The Caine Mutiny is a dream team cast. I cannot imagine assembling such talent today. Most people that grew up in the fifties and sixties will recognize MacMurray as the beloved father in the TV show My Three Sons. Most forget that MacMurray’s early career was mostly playing the heavies. Here he presents Keefer as the duplicitous writer, concerned more about selling a novel than the well being of those he serves with. He chides others into actions he himself would never take. Johnson is the perfect dupe for these plans. He is the likeable, albeit not too bright man that just wants to do what is best. The juxtaposition of these two men is brilliantly portrayed. Anderson as the young Ensign does a good job as the doe eyed innocent. The Caine Mutiny was his first film in a very short career. Still, he does the job of interjecting a naïve element into the plot, someone for the audience to root for. Ferrer does his typical excellent job of the lawyer that is disgusted by the actions of his clients but honor bound by his dual profession as military man and lawyer to do his best to get them off. It is easy to accept Marshall as the opposing counsel. His long running television drama, The Defenders, just extended this actor’s ability to play this type of a role. Then there is Bogart in one of the defining performances of a long career of excellence. The way he slowly immerses Queeg into the depths if instability, presenting a man that has made a career of the navy and yet is unable to rise further in its ranks. This character would have been a cartoon in less capable hands. With Bogart we are presented with a flawed human being under more pressure than we can imagine.

Directing this classic of American film was Edward Dmytryk. This man knew how to keep the all important pace of a film moving along. While some of the more romantic scenes may appear to drag they where integrated into The Caine Mutiny to show that the young Ensign already had a lot on his mind when he was thrust into the quagmire of life on the Caine.
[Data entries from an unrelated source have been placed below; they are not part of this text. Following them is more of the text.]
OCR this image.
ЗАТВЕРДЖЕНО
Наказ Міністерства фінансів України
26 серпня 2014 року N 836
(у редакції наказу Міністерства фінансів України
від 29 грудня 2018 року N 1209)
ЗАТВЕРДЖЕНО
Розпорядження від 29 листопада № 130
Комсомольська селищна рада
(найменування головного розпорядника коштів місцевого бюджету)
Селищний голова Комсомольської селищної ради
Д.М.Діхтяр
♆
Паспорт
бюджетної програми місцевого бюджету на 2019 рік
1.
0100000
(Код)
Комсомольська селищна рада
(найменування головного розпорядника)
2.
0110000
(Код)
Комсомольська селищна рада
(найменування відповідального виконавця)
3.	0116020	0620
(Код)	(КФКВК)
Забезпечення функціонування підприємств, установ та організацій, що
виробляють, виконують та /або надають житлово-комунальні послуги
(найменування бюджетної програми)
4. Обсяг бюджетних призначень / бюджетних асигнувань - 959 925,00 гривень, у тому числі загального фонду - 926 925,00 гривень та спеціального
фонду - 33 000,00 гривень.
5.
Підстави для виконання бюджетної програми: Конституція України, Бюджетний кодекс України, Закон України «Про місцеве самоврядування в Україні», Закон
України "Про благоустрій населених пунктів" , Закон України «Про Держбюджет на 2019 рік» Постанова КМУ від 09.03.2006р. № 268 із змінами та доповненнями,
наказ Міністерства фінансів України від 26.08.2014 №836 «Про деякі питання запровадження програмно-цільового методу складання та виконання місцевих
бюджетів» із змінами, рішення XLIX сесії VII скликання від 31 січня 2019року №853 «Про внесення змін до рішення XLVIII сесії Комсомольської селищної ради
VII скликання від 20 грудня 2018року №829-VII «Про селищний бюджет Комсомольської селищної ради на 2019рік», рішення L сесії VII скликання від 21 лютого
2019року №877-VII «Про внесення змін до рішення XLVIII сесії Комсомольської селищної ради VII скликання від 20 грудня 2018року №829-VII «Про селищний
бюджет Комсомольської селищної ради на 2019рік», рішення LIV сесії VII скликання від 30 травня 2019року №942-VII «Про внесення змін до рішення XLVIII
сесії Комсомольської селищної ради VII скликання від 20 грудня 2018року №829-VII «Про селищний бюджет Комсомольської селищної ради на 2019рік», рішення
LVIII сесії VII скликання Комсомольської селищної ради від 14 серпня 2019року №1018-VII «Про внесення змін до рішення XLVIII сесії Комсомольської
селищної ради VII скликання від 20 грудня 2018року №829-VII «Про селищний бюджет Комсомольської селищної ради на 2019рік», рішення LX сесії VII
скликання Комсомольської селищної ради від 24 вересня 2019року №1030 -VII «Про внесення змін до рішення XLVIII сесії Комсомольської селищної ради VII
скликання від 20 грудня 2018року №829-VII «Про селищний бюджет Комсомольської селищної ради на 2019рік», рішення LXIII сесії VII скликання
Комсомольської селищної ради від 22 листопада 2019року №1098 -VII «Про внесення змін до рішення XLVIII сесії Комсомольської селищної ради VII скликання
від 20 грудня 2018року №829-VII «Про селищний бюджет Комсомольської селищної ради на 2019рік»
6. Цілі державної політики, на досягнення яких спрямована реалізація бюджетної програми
The framing of the scenes were well done but after viewing both a full screen and widescreen copy of the movie I have to say that not much is added to the content that is out of the 4:3 area. The lighting is typically good but there are some spots where the transition between light and dark scenes may have been handled a bit better. This was a difficult job, bringing the complex novel of Herman Wouk to the screen. Dmytryk was able to get some of the best performances out of this illustrious cast.

For a disc of an older film the DVD is excellent. The anamorphic 1.85:1 video is for the most part excellent. There is some problem with the color balance, especially in the romantic moments in the beginning. There is also a slight lack of contrast most evident with heavily shadowed scenes. Over all, the video is extremely well done all things considered. The mono sound track is a little ‘tinny’, almost devoid of a bass line. It is an accurate reproduction of the original soundtrack and that is what is really important. There are no real extras but The Caine Mutiny is a DVD you get for the fantastic performances. The Caine Mutiny is a most have for a serious collector.